26th Sunday in Ordinary Time/ 26th September 2010
This glorious text from Revelation 21 is often read at funerals or memorial services. There’s so much about it that lends itself to such occasions in the life of the church. In a time of sorrow and grief these words offer considerable comfort: “See, the home of God is among mortals. He will dwell with them as their God; and they will be his peoples, and God himself will be with them; he will wipe every tear from their eyes. Death will be no more; mourning and crying and pain will be no more, for the first things have passed away” (Rev. 21: 3-4). Because of this reference to the death of death, of a time when mourning and crying and pain will come to an end, it is often assumed that this is a vision of the heavenly realm. Hence it’s use at funerals and memorial services. We suspect that these verses are describing a place in another world.

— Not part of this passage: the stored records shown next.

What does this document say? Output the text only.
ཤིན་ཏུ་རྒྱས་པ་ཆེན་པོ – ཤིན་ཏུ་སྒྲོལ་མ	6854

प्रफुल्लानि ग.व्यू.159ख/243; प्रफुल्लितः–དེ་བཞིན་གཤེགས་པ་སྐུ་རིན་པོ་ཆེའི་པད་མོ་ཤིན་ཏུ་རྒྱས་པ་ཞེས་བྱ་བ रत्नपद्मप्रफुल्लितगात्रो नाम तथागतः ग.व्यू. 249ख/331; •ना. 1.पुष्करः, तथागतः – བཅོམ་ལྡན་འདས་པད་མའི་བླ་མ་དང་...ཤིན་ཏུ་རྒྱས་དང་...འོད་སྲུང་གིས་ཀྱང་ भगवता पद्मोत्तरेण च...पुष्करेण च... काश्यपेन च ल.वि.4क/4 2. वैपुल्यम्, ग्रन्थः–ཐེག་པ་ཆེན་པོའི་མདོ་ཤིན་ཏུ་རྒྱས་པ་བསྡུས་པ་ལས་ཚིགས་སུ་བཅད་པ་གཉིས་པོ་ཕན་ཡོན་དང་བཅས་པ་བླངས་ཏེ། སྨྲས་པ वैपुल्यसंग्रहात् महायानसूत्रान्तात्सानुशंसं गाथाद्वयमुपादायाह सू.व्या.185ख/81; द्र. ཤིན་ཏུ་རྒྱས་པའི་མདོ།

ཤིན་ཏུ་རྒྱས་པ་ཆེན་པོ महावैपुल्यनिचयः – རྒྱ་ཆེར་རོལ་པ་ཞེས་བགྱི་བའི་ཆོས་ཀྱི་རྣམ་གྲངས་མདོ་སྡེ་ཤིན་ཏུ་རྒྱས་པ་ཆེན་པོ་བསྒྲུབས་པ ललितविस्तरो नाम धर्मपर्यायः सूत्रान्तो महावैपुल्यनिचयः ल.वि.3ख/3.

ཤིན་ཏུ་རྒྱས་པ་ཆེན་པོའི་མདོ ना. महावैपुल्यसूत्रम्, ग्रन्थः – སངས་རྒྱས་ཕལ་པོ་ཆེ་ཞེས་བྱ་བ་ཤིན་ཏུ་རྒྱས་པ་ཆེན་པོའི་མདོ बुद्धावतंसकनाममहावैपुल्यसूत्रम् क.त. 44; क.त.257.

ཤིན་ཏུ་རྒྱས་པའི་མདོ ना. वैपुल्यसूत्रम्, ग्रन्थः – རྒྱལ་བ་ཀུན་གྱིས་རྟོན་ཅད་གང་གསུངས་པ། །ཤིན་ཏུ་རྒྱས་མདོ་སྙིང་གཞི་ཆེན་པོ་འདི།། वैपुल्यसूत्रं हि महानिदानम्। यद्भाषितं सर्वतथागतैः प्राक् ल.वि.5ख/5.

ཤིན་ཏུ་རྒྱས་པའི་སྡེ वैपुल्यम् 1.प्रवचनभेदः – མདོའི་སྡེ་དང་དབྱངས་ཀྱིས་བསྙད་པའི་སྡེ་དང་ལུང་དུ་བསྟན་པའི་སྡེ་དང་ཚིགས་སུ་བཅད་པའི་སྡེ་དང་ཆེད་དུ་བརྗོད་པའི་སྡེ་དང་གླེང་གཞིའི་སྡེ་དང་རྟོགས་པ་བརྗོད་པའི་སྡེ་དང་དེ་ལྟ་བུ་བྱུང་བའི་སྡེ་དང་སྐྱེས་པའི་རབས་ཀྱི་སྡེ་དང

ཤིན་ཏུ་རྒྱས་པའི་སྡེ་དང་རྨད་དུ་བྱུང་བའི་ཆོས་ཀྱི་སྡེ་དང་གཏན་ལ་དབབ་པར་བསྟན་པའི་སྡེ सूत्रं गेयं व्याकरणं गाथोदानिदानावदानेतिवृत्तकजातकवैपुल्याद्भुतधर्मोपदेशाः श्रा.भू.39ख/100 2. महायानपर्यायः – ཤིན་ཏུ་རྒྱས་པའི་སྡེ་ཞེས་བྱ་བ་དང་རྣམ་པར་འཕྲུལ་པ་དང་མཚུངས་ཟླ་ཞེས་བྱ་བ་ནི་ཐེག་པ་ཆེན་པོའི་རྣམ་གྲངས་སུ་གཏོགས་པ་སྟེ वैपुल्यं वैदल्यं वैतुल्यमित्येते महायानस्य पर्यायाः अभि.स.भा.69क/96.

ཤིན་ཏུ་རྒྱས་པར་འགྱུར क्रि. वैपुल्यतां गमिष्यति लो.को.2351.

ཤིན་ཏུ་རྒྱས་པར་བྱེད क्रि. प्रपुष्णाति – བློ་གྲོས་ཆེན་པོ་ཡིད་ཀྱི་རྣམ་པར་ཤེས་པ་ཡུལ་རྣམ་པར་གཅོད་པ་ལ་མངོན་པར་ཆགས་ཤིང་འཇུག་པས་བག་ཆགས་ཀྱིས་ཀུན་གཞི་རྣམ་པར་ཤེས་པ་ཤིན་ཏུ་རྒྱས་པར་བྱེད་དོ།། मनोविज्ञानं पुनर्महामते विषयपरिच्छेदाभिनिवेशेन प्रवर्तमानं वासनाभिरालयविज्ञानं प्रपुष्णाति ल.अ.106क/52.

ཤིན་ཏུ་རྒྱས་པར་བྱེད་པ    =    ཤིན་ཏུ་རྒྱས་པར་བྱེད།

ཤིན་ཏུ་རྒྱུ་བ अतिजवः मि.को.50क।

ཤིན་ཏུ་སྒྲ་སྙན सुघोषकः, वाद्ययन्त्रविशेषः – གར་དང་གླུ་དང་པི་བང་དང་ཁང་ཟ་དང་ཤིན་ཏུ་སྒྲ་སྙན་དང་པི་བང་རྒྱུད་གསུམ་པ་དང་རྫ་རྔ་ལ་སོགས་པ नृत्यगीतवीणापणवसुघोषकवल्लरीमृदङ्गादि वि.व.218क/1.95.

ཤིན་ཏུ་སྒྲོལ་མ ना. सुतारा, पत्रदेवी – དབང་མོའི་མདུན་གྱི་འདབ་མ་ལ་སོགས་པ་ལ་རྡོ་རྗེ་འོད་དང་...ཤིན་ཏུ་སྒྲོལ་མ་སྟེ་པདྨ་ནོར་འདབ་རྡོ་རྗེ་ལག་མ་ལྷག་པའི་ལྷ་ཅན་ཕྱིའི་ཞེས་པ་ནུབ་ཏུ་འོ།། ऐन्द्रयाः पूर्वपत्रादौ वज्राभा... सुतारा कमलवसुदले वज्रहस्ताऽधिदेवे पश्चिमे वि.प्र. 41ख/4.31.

But the text doesn’t say this. At the beginning of the chapter it reads, “Then I saw a new heaven and a new earth: for the first heaven and the first earth had passed away, and the sea was no more.” It continues, “And I saw the holy city, the new Jerusalem, coming down out of heaven from God, prepared as a bride adorned for her husband.” A new heaven and a new earth and in the earth a new city, a new Jerusalem. Where is it? Here in this world.
That’s what John saw in his vision. (Revelation is an account of what he saw.) Now, we could say this was “just” a vision, a religious hallucination, a spiritual insight that has no real correspondence to reality as it is. Surely this can’t be a description of this world because how on earth can there be on earth an earth without the sea – what kind of world would that be? Not a world we would want. That is unless you were a Jew. For a Jew such a world, without the sea, would be a kind of heaven because to the Jew the sea represented chaos, the part of creation that was beyond the control of God’s sovereignty. Heaven would mean no sea. The Jews have never had a strong association with seas and oceans. You never think of Israel, for example, and say: naval power.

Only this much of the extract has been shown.